Several state legislatures have passed or introduced bills requiring advisers or broker-dealers to be subject to a fiduciary standard notwithstanding any action taken regarding the DOL’s Fiduciary Rule. The Governor of Nevada recently signed a bill requiring broker-dealers, sales representatives and investment advisers to be subject to a fiduciary standard, and new regulations have recently been proposed. The Governor of Connecticut signed a bill to expand its fiduciary duty requirements. Legislatures in New York, New Jersey and Massachusetts have introduced similar bills, and the California State Senate introduced a resolution to the effect that, if the Fiduciary Rule is repealed, the legislature will pursue its own fiduciary standard. On February 22, 2018, Maryland state senate proposed a statewide fiduciary rule. The state senate bill would extend the fiduciary duty to brokers in order to “better align the duties of all financial advisors.”

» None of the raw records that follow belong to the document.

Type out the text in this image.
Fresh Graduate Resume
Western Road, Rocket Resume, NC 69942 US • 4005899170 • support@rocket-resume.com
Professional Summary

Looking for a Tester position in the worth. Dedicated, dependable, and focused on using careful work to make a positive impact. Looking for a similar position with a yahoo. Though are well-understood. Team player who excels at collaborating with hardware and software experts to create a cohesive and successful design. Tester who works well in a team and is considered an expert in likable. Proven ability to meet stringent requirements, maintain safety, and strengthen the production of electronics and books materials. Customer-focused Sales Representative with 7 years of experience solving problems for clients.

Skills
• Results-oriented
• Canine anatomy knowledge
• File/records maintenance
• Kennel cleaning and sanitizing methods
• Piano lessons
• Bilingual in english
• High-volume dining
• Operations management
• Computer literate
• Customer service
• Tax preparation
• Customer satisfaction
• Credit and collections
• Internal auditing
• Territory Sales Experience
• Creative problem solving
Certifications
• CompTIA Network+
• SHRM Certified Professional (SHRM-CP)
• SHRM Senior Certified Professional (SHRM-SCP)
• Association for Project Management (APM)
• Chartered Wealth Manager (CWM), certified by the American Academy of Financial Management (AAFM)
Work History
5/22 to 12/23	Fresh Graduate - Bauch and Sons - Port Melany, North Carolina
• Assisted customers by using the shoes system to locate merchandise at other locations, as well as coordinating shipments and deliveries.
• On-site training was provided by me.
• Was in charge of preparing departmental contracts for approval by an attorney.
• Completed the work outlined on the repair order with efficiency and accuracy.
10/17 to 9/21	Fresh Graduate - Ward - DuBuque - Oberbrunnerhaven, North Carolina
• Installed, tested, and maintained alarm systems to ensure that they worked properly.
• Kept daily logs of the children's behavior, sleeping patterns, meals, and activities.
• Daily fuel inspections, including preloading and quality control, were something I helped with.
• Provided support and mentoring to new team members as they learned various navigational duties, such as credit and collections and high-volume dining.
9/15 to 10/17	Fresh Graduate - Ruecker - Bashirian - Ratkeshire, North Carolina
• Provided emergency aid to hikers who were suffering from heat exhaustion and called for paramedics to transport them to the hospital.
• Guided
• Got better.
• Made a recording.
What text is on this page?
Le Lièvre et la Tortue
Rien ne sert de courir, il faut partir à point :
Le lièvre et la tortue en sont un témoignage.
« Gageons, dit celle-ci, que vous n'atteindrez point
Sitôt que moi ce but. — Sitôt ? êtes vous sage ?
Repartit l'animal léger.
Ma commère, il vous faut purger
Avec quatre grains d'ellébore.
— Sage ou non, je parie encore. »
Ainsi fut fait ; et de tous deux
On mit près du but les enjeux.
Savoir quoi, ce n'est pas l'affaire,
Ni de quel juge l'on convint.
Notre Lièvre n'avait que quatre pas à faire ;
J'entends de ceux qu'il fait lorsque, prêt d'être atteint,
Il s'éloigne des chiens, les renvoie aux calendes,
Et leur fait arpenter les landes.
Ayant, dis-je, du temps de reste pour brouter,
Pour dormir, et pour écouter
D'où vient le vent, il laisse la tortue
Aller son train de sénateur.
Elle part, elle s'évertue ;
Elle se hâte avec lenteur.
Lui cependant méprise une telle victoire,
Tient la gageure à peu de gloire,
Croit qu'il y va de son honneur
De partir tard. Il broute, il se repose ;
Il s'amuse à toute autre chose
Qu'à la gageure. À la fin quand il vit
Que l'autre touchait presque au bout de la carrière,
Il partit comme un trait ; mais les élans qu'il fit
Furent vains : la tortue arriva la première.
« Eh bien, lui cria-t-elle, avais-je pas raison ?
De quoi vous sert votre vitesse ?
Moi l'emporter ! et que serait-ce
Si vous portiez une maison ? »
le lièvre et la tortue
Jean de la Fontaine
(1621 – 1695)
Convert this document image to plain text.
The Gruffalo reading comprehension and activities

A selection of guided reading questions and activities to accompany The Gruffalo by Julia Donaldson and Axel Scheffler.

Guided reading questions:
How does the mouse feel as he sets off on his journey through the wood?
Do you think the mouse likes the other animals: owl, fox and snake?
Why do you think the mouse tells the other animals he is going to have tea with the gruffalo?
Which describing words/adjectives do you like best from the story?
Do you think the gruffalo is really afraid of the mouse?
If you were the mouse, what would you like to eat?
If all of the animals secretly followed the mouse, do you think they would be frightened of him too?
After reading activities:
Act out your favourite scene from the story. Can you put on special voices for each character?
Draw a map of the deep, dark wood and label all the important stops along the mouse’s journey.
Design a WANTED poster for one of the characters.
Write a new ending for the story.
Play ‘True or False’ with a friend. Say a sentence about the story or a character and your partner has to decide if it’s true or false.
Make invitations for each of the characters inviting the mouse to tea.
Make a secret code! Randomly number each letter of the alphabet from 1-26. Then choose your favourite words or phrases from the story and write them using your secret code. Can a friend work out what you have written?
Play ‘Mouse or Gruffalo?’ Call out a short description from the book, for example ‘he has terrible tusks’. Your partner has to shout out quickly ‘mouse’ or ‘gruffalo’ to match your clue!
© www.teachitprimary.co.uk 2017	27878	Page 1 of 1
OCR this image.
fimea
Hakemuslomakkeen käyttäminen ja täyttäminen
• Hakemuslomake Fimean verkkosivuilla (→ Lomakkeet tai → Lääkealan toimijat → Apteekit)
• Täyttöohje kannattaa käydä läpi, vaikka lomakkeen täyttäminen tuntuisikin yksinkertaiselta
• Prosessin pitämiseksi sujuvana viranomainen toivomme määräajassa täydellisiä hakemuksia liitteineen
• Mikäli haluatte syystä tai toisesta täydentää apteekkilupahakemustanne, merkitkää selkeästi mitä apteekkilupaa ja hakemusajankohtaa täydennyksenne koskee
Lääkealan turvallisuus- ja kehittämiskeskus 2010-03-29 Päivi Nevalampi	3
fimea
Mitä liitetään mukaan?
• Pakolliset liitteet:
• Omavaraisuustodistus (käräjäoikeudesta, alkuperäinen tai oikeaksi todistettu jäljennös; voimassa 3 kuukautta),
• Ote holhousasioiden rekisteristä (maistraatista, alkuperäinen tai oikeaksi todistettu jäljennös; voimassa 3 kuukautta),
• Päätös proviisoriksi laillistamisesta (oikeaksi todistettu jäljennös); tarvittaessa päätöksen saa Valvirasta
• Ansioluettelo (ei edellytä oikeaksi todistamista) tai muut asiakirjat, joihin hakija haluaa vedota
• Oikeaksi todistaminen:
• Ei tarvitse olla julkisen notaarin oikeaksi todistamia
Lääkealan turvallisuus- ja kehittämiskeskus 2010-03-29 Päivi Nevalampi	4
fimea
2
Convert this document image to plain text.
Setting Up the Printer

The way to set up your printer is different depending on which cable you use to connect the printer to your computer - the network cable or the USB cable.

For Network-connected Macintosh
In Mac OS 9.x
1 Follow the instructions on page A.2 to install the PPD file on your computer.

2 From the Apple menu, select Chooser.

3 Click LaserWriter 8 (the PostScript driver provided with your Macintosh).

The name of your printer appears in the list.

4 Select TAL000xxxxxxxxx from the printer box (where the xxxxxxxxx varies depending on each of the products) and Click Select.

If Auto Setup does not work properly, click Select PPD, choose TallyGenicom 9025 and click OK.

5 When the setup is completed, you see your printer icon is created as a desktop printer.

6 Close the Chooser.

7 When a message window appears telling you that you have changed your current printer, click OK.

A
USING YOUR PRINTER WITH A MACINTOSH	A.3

Smaller Venture Capital Fund Managers

There is new regulatory relief for smaller venture capital fund advisers. On May 24, 2018, new amendments to the Dodd-Frank Wall Street Reform and Consumer Protection Act were enacted. One of the amendments modified Section 3(c)(1) of the Investment Company Act of 1940 (the “1940 Act”) to increase from 100 to 250 the number of investors below which a “qualifying venture capital fund” (namely, a venture capital fund that has no more than $10 million in aggregate capital contributions and uncalled committed capital) would be excluded from the definition of “investment company.” Prior to this enactment, a venture capital fund would typically be required to have less than 100 investors, or (under Section 3(c)(7) of the 1940 Act) have exclusively “qualified purchasers” as investors, a much higher standard than “accredited investor.” We believe this is a welcome development for many smaller venture capital funds.